Fragment of exhibition text for group show, Auf der suche nach der verlorenen Einheit. (Searching for the lost Unity), at Meno Parkas Gallery, curated by Marcello Farabegoli and Ute Burkhardt-Bodenwinkler

…”For Sofia Cruz Rocha, who is intensively involved with hermetic teachings, duality in itself plays a fundamental role in an epistemological sense. By duality, she understands opposing pairs of concepts, such as light-darkness, inspiration-apathy, or knowledge-ignorance. A concept can only be truly recognized through its negation, i.e. its absence. According to the artist, transformation is also only possible when there is duality. So it seems that movement and change would arise from dialectical tension of dual terms.  

From dualities manifest all the concepts that define being to the smallest detail, from the microcosm to the macrocosm. Cruz Rocha questions these conceptual systems, especially those that shape our lives as individuals and as a human species and often turn out to be mere prejudices. Personally, for example, she would like to be perceived and realize herself beyond gender roles. 

By means of hermeticism, the artist thus seeks ways to overcome the limitations of the material world and thereby regain the original, metaphysical unity on a higher level of consciousness.

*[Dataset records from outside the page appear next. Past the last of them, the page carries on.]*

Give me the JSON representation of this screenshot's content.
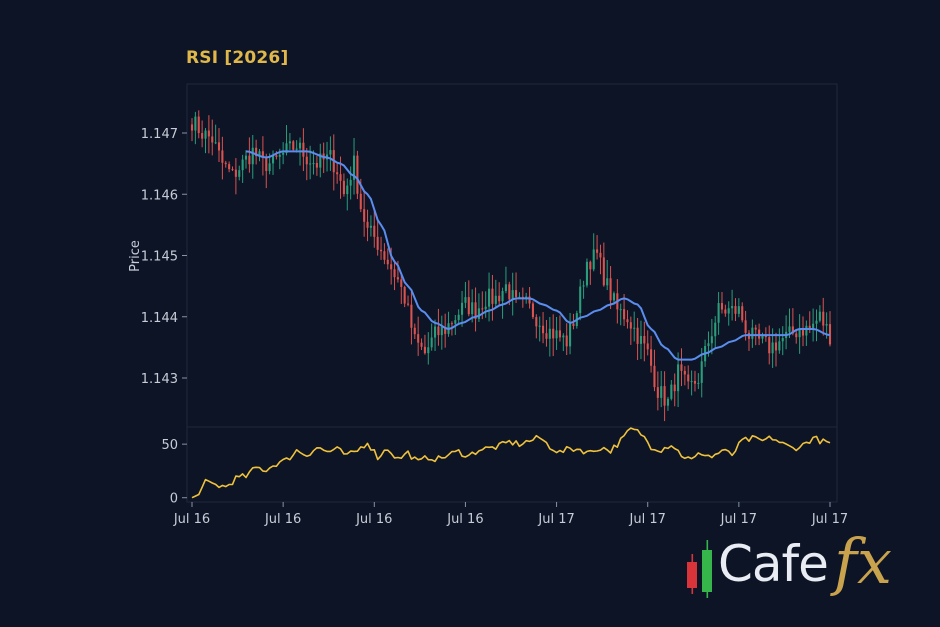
{
  "chart_data": [
    {
      "panel": "price",
      "type": "candlestick",
      "title": "RSI [2026]",
      "ylabel": "Price",
      "xlabel": "",
      "ylim": [
        1.1422,
        1.1478
      ],
      "yticks": [
        1.143,
        1.144,
        1.145,
        1.146,
        1.147
      ],
      "xticks": [
        "Jul 16",
        "Jul 16",
        "Jul 16",
        "Jul 16",
        "Jul 17",
        "Jul 17",
        "Jul 17",
        "Jul 17"
      ],
      "grid": false,
      "candle_up_color": "#2a9d7a",
      "candle_down_color": "#d9534f",
      "moving_average_color": "#5b8def",
      "close_anchors": [
        [
          0,
          1.1472
        ],
        [
          3,
          1.147
        ],
        [
          6,
          1.1469
        ],
        [
          9,
          1.1465
        ],
        [
          12,
          1.1463
        ],
        [
          15,
          1.1465
        ],
        [
          18,
          1.1467
        ],
        [
          21,
          1.1465
        ],
        [
          24,
          1.1465
        ],
        [
          28,
          1.1467
        ],
        [
          31,
          1.1468
        ],
        [
          34,
          1.1466
        ],
        [
          37,
          1.1465
        ],
        [
          41,
          1.1466
        ],
        [
          43,
          1.1464
        ],
        [
          45,
          1.146
        ],
        [
          48,
          1.1465
        ],
        [
          50,
          1.1458
        ],
        [
          52,
          1.1454
        ],
        [
          54,
          1.1453
        ],
        [
          57,
          1.145
        ],
        [
          59,
          1.1448
        ],
        [
          61,
          1.1446
        ],
        [
          63,
          1.1443
        ],
        [
          66,
          1.1436
        ],
        [
          69,
          1.1434
        ],
        [
          72,
          1.1437
        ],
        [
          75,
          1.1438
        ],
        [
          78,
          1.144
        ],
        [
          81,
          1.1442
        ],
        [
          84,
          1.1441
        ],
        [
          87,
          1.1443
        ],
        [
          90,
          1.1443
        ],
        [
          93,
          1.1445
        ],
        [
          96,
          1.1442
        ],
        [
          99,
          1.1442
        ],
        [
          102,
          1.144
        ],
        [
          105,
          1.1438
        ],
        [
          108,
          1.1437
        ],
        [
          111,
          1.1436
        ],
        [
          114,
          1.1441
        ],
        [
          117,
          1.1449
        ],
        [
          120,
          1.145
        ],
        [
          123,
          1.1445
        ],
        [
          126,
          1.1441
        ],
        [
          129,
          1.144
        ],
        [
          132,
          1.1437
        ],
        [
          135,
          1.1434
        ],
        [
          138,
          1.1428
        ],
        [
          141,
          1.1426
        ],
        [
          144,
          1.1431
        ],
        [
          147,
          1.1428
        ],
        [
          150,
          1.143
        ],
        [
          153,
          1.1436
        ],
        [
          156,
          1.1441
        ],
        [
          159,
          1.1441
        ],
        [
          162,
          1.1441
        ],
        [
          165,
          1.1437
        ],
        [
          168,
          1.1436
        ],
        [
          171,
          1.1435
        ],
        [
          174,
          1.1436
        ],
        [
          177,
          1.1437
        ],
        [
          180,
          1.1438
        ],
        [
          183,
          1.1438
        ],
        [
          186,
          1.144
        ],
        [
          189,
          1.1437
        ]
      ],
      "ma_anchors": [
        [
          16,
          1.1467
        ],
        [
          22,
          1.1466
        ],
        [
          27,
          1.1467
        ],
        [
          34,
          1.1467
        ],
        [
          40,
          1.1466
        ],
        [
          44,
          1.1465
        ],
        [
          48,
          1.1463
        ],
        [
          52,
          1.146
        ],
        [
          56,
          1.1455
        ],
        [
          60,
          1.1449
        ],
        [
          64,
          1.1445
        ],
        [
          68,
          1.1441
        ],
        [
          72,
          1.1439
        ],
        [
          76,
          1.1438
        ],
        [
          80,
          1.1439
        ],
        [
          84,
          1.144
        ],
        [
          88,
          1.1441
        ],
        [
          92,
          1.1442
        ],
        [
          96,
          1.1443
        ],
        [
          100,
          1.1443
        ],
        [
          104,
          1.1442
        ],
        [
          108,
          1.1441
        ],
        [
          112,
          1.1439
        ],
        [
          116,
          1.144
        ],
        [
          120,
          1.1441
        ],
        [
          124,
          1.1442
        ],
        [
          128,
          1.1443
        ],
        [
          132,
          1.1442
        ],
        [
          136,
          1.1438
        ],
        [
          140,
          1.1435
        ],
        [
          144,
          1.1433
        ],
        [
          148,
          1.1433
        ],
        [
          152,
          1.1434
        ],
        [
          156,
          1.1435
        ],
        [
          160,
          1.1436
        ],
        [
          164,
          1.1437
        ],
        [
          168,
          1.1437
        ],
        [
          172,
          1.1437
        ],
        [
          176,
          1.1437
        ],
        [
          180,
          1.1438
        ],
        [
          184,
          1.1438
        ],
        [
          189,
          1.1437
        ]
      ]
    },
    {
      "panel": "rsi",
      "type": "line",
      "ylim": [
        -4,
        66
      ],
      "yticks": [
        0,
        50
      ],
      "line_color": "#f0c23b",
      "anchors": [
        [
          0,
          0
        ],
        [
          2,
          3
        ],
        [
          4,
          14
        ],
        [
          7,
          12
        ],
        [
          10,
          10
        ],
        [
          13,
          18
        ],
        [
          16,
          20
        ],
        [
          19,
          28
        ],
        [
          22,
          26
        ],
        [
          25,
          32
        ],
        [
          28,
          35
        ],
        [
          31,
          44
        ],
        [
          34,
          40
        ],
        [
          37,
          47
        ],
        [
          40,
          43
        ],
        [
          43,
          45
        ],
        [
          46,
          39
        ],
        [
          49,
          44
        ],
        [
          52,
          52
        ],
        [
          55,
          38
        ],
        [
          58,
          46
        ],
        [
          61,
          36
        ],
        [
          64,
          42
        ],
        [
          67,
          33
        ],
        [
          70,
          38
        ],
        [
          73,
          36
        ],
        [
          76,
          40
        ],
        [
          79,
          43
        ],
        [
          82,
          39
        ],
        [
          85,
          45
        ],
        [
          88,
          46
        ],
        [
          91,
          48
        ],
        [
          94,
          52
        ],
        [
          97,
          50
        ],
        [
          100,
          53
        ],
        [
          103,
          56
        ],
        [
          106,
          48
        ],
        [
          109,
          42
        ],
        [
          112,
          46
        ],
        [
          115,
          45
        ],
        [
          118,
          42
        ],
        [
          121,
          47
        ],
        [
          124,
          44
        ],
        [
          127,
          53
        ],
        [
          130,
          64
        ],
        [
          133,
          60
        ],
        [
          136,
          48
        ],
        [
          139,
          45
        ],
        [
          142,
          50
        ],
        [
          145,
          40
        ],
        [
          148,
          35
        ],
        [
          151,
          42
        ],
        [
          154,
          38
        ],
        [
          157,
          44
        ],
        [
          160,
          40
        ],
        [
          163,
          53
        ],
        [
          166,
          55
        ],
        [
          169,
          53
        ],
        [
          172,
          56
        ],
        [
          175,
          50
        ],
        [
          178,
          46
        ],
        [
          181,
          49
        ],
        [
          184,
          56
        ],
        [
          187,
          52
        ],
        [
          189,
          51
        ]
      ]
    }
  ],
  "brand": {
    "name_part_1": "Cafe",
    "name_part_2": "fx",
    "red": "#d9343a",
    "green": "#35b54a",
    "gold": "#c9a24e"
  }
}
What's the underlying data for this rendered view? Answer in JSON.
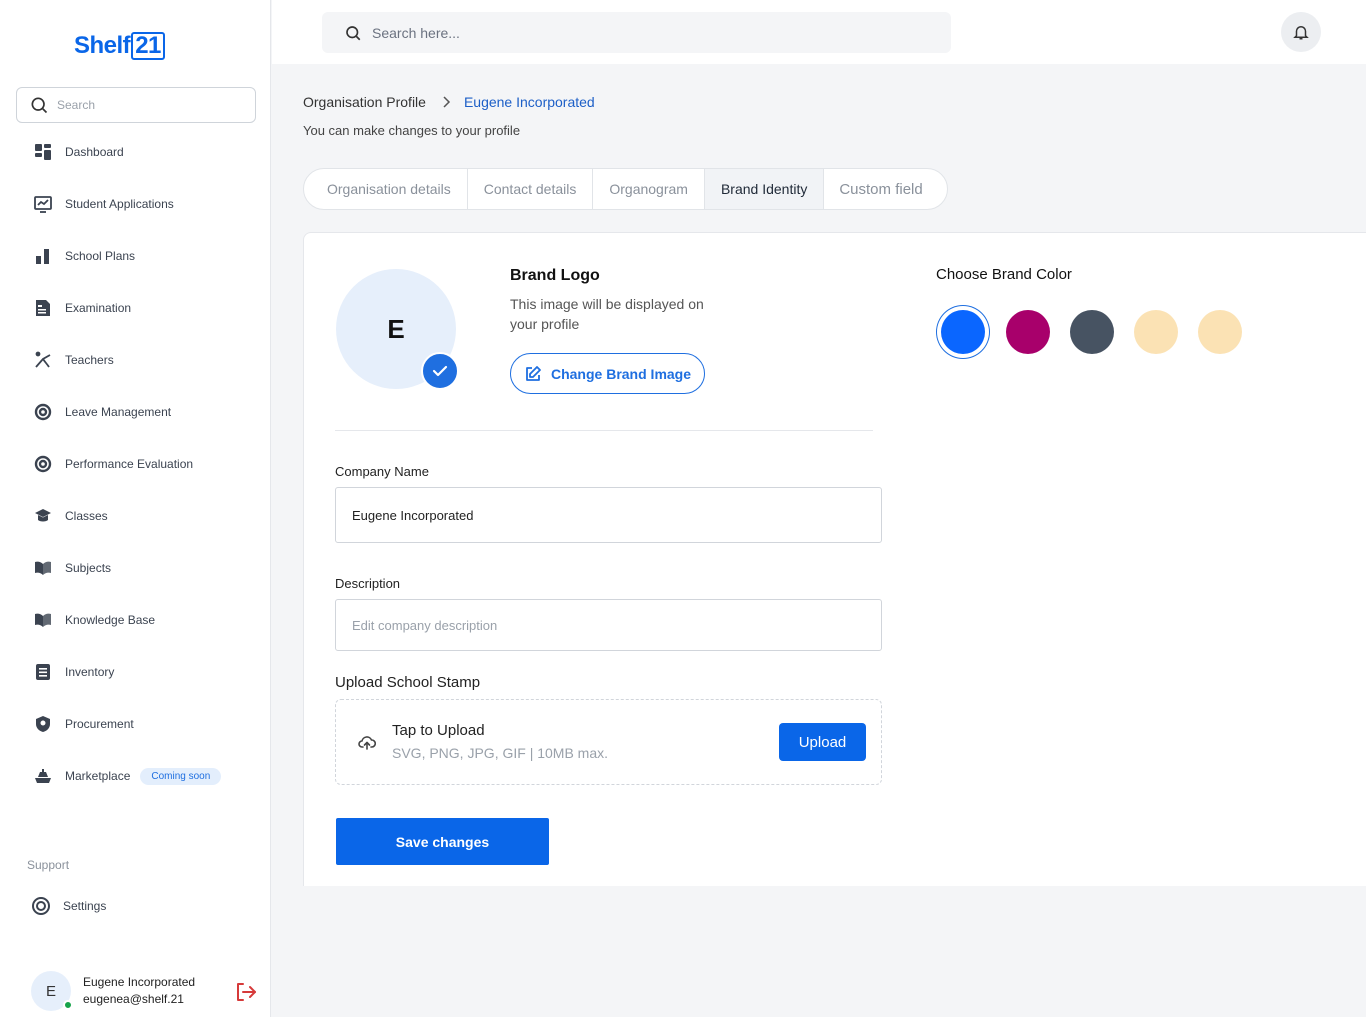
{
  "sidebar": {
    "logo_text": "Shelf",
    "logo_box": "21",
    "search_placeholder": "Search",
    "items": [
      {
        "label": "Dashboard",
        "icon": "dashboard-icon"
      },
      {
        "label": "Student Applications",
        "icon": "chart-icon"
      },
      {
        "label": "School Plans",
        "icon": "bar-icon"
      },
      {
        "label": "Examination",
        "icon": "exam-icon"
      },
      {
        "label": "Teachers",
        "icon": "teacher-icon"
      },
      {
        "label": "Leave Management",
        "icon": "lifebuoy-icon"
      },
      {
        "label": "Performance Evaluation",
        "icon": "lifebuoy-icon"
      },
      {
        "label": "Classes",
        "icon": "graduation-icon"
      },
      {
        "label": "Subjects",
        "icon": "book-icon"
      },
      {
        "label": "Knowledge Base",
        "icon": "book-icon"
      },
      {
        "label": "Inventory",
        "icon": "list-icon"
      },
      {
        "label": "Procurement",
        "icon": "shield-icon"
      },
      {
        "label": "Marketplace",
        "icon": "ship-icon",
        "badge": "Coming soon"
      }
    ],
    "support_label": "Support",
    "settings_label": "Settings",
    "user": {
      "initial": "E",
      "name": "Eugene Incorporated",
      "email": "eugenea@shelf.21"
    }
  },
  "topbar": {
    "search_placeholder": "Search here..."
  },
  "breadcrumb": {
    "parent": "Organisation Profile",
    "current": "Eugene Incorporated"
  },
  "subtitle": "You can make changes to your profile",
  "tabs": [
    "Organisation details",
    "Contact details",
    "Organogram",
    "Brand Identity",
    "Custom field"
  ],
  "active_tab": "Brand Identity",
  "brand": {
    "initial": "E",
    "title": "Brand Logo",
    "description": "This image will be displayed on your profile",
    "change_button": "Change Brand Image"
  },
  "colors": {
    "title": "Choose Brand Color",
    "swatches": [
      "#0a66ff",
      "#a8006b",
      "#475362",
      "#fbe2b4",
      "#fbe2b4"
    ],
    "selected_index": 0
  },
  "form": {
    "company_name_label": "Company Name",
    "company_name_value": "Eugene Incorporated",
    "description_label": "Description",
    "description_placeholder": "Edit company description",
    "stamp_label": "Upload School Stamp",
    "upload_title": "Tap to Upload",
    "upload_hint": "SVG, PNG, JPG, GIF | 10MB max.",
    "upload_button": "Upload",
    "save_button": "Save changes"
  }
}
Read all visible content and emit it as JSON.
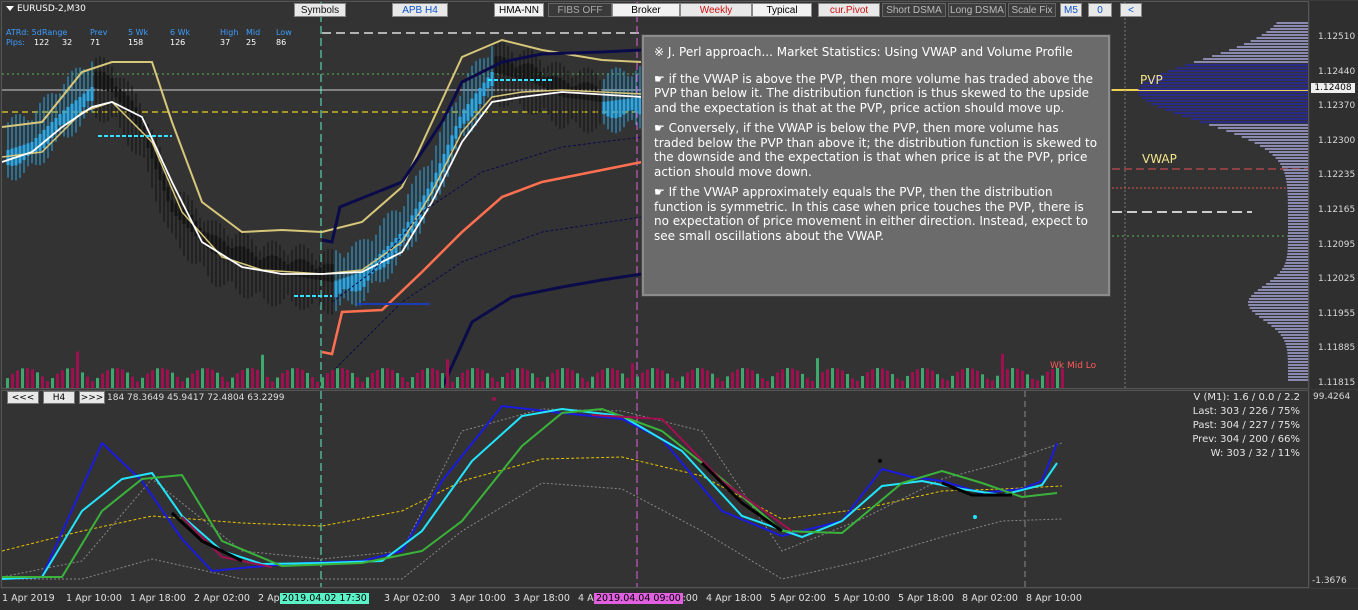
{
  "chart": {
    "symbol": "EURUSD-2,M30",
    "stats_headers": [
      "ATRd: 5d",
      "Range",
      "Prev",
      "5 Wk",
      "6 Wk",
      "High",
      "Mid",
      "Low"
    ],
    "stats_label": "Pips:",
    "stats_values": [
      "122",
      "32",
      "71",
      "158",
      "126",
      "37",
      "25",
      "86"
    ]
  },
  "toolbar": {
    "buttons": [
      "Symbols",
      "APB H4",
      "HMA-NN",
      "FIBS OFF",
      "Broker",
      "Weekly",
      "Typical",
      "cur.Pivot",
      "Short DSMA",
      "Long DSMA",
      "Scale Fix",
      "M5",
      "0",
      "<"
    ]
  },
  "note": {
    "title": "※ J. Perl approach...  Market Statistics:  Using VWAP and Volume Profile",
    "p1": "☛ if the VWAP is above the PVP, then more volume has traded above the PVP than below it. The distribution function is thus skewed to the upside and the expectation is that at the PVP, price action should move up.",
    "p2": "☛ Conversely, if the VWAP is below the PVP, then more volume has traded below the PVP than above it; the distribution function is skewed to the downside and the expectation is that when price is at the PVP, price action should move down.",
    "p3": "☛ If the VWAP approximately equals the PVP, then the distribution function is symmetric. In this case when price touches the PVP, there is no expectation of price movement in either direction. Instead, expect to see small oscillations about the VWAP."
  },
  "labels": {
    "pvp": "PVP",
    "vwap": "VWAP",
    "wk_mid_lo": "Wk Mid Lo",
    "current_price": "1.12408"
  },
  "price_axis": [
    "1.12510",
    "1.12440",
    "1.12370",
    "1.12300",
    "1.12235",
    "1.12165",
    "1.12095",
    "1.12025",
    "1.11955",
    "1.11885",
    "1.11815"
  ],
  "indicator": {
    "nav": [
      "<<<",
      "H4",
      ">>>"
    ],
    "values": "184 78.3649 45.9417 72.4804 63.2299",
    "axis_top": "99.4264",
    "axis_bottom": "-1.3676",
    "stats": [
      "V (M1): 1.6 / 0.0 / 2.2",
      "Last: 303 / 226 / 75%",
      "Past: 304 / 227 / 75%",
      "Prev: 304 / 200 / 66%",
      "W: 303 / 32 / 11%"
    ]
  },
  "time_axis": [
    "1 Apr 2019",
    "1 Apr 10:00",
    "1 Apr 18:00",
    "2 Apr 02:00",
    "2 Apr 10:00",
    "3 Apr 02:00",
    "3 Apr 10:00",
    "3 Apr 18:00",
    "4 Apr 02:00",
    "4 Apr 10:00",
    "4 Apr 18:00",
    "5 Apr 02:00",
    "5 Apr 10:00",
    "5 Apr 18:00",
    "8 Apr 02:00",
    "8 Apr 10:00"
  ],
  "crosshair_dates": [
    "2019.04.02 17:30",
    "2019.04.04 09:00"
  ],
  "colors": {
    "cyan_marker": "#5cf2c8",
    "magenta_marker": "#e060e0",
    "up_bar": "#29a8e8",
    "down_bar": "#1a1a1a",
    "vwap_line": "#ff7050",
    "upper_band": "#0b0b4a"
  }
}
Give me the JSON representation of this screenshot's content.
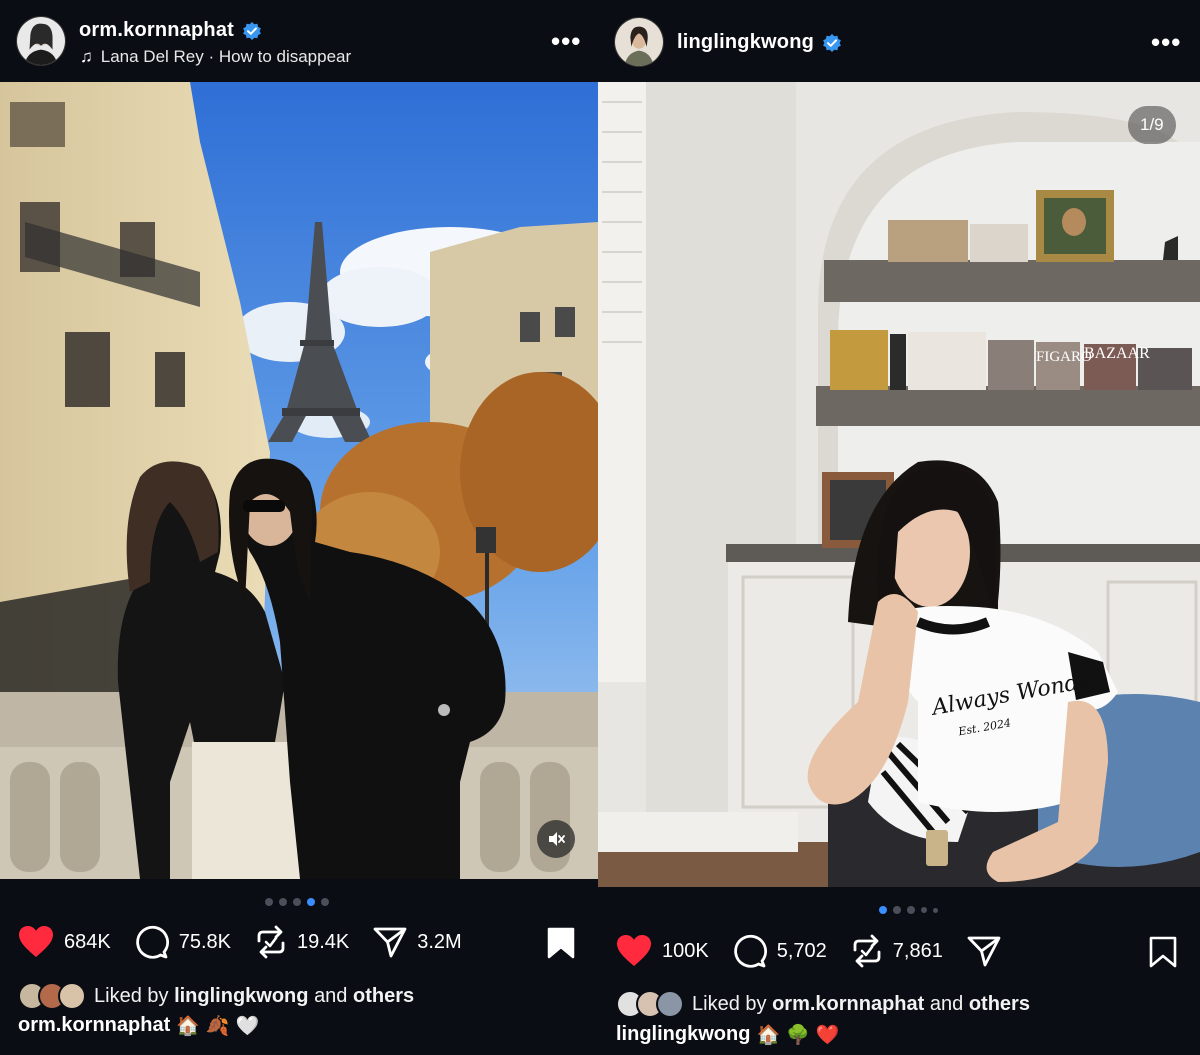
{
  "left_post": {
    "username": "orm.kornnaphat",
    "music": "Lana Del Rey · How to disappear",
    "more_label": "•••",
    "likes": "684K",
    "comments": "75.8K",
    "reposts": "19.4K",
    "shares": "3.2M",
    "liked_by_prefix": "Liked by",
    "liked_by_user": "linglingkwong",
    "liked_by_suffix": "and",
    "liked_by_others": "others",
    "caption_user": "orm.kornnaphat",
    "caption_emojis": [
      "🏠",
      "🍂",
      "🤍"
    ],
    "carousel_dots": 5,
    "active_dot": 3
  },
  "right_post": {
    "username": "linglingkwong",
    "more_label": "•••",
    "counter": "1/9",
    "shirt_text": "Always Wonder",
    "shirt_sub": "Est. 2024",
    "magazine_text_1": "BAZAAR",
    "magazine_text_2": "FIGARO",
    "likes": "100K",
    "comments": "5,702",
    "reposts": "7,861",
    "liked_by_prefix": "Liked by",
    "liked_by_user": "orm.kornnaphat",
    "liked_by_suffix": "and",
    "liked_by_others": "others",
    "caption_user": "linglingkwong",
    "caption_emojis": [
      "🏠",
      "🌳",
      "❤️"
    ],
    "carousel_dots": 5,
    "active_dot": 0
  },
  "colors": {
    "background": "#0b0d14",
    "verified": "#3897f0",
    "like_red": "#ff2a3d",
    "dot_active": "#3a8eff"
  },
  "icons": {
    "verified": "verified-badge-icon",
    "music": "music-note-icon",
    "like": "heart-icon",
    "comment": "comment-icon",
    "repost": "repost-icon",
    "share": "send-icon",
    "bookmark": "bookmark-icon",
    "mute": "speaker-muted-icon"
  }
}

In other words, it can be argued that the Apollonian rational cognition, based on the postulates of "binary" logic - self-identity, non-contradiction, and excluded third - leads to the separative analysis of being and thus to an inevitable fragmentation of the same. This fragmentation, which ultimately also leads to the so-called disenchantment of the world, is, however, in itself a step in the formation of individual consciousness within the globalized paradigms of modernity that is as inevitable as it is painful. Thanks to hermeticism, on the other hand, man can supposedly recover that unified dimension that lies hidden behind the comprehensible, explainable and justifiable. Cruz Rocha lives this hermetic process, which can also be metaphorically represented as an alchemical transformation, and ultimately expresses it with her artistic work on an aesthetic-conceptual level. 

In her paintings from the work cycle “Sky” (2021), Cruz Rocha depicts a blue, serene, slightly cloudy sky. The clouds have no other meaning than to reveal the sky as itself. A black velvet more or less covers the canvases from the right side, as if it were a theater curtain that is opening or closing. Heaven definitely symbolizes what in a religious context is called paradise or the garden of Eden. In general, however, it is about the interplay between darkness and light, because without one the other would not be recognizable. How much shadow is necessary, the artist asks herself, in order to recognize our more luminous side, to bring it to light or to make it flourish? It is also remarkable how Cruz Rocha applies the acrylic paints classically with her hand and the brush, but then also with the airbrush technique and thus gives the sky a somewhat artificial, almost digital quality. For the velvet, too, the artist decided on a mixture of natural fabric and synthetic material because the black color appears all the darker, more intense, and shinier. A question shines through these works that seem to be important for all three artists, the one between naturalness and artificiality, which continues to shape our existence. The skeptical viewer could interpret these works in such a way that they also aim at a certain "show effect" of the Eden garden: according to the motto "Not everything that glitters is gold", they invite us to take a closer look so that we won't be blinded by a supposed paradise and lose sight of the real truth, which often manifests itself in a modest and unpretentious way.”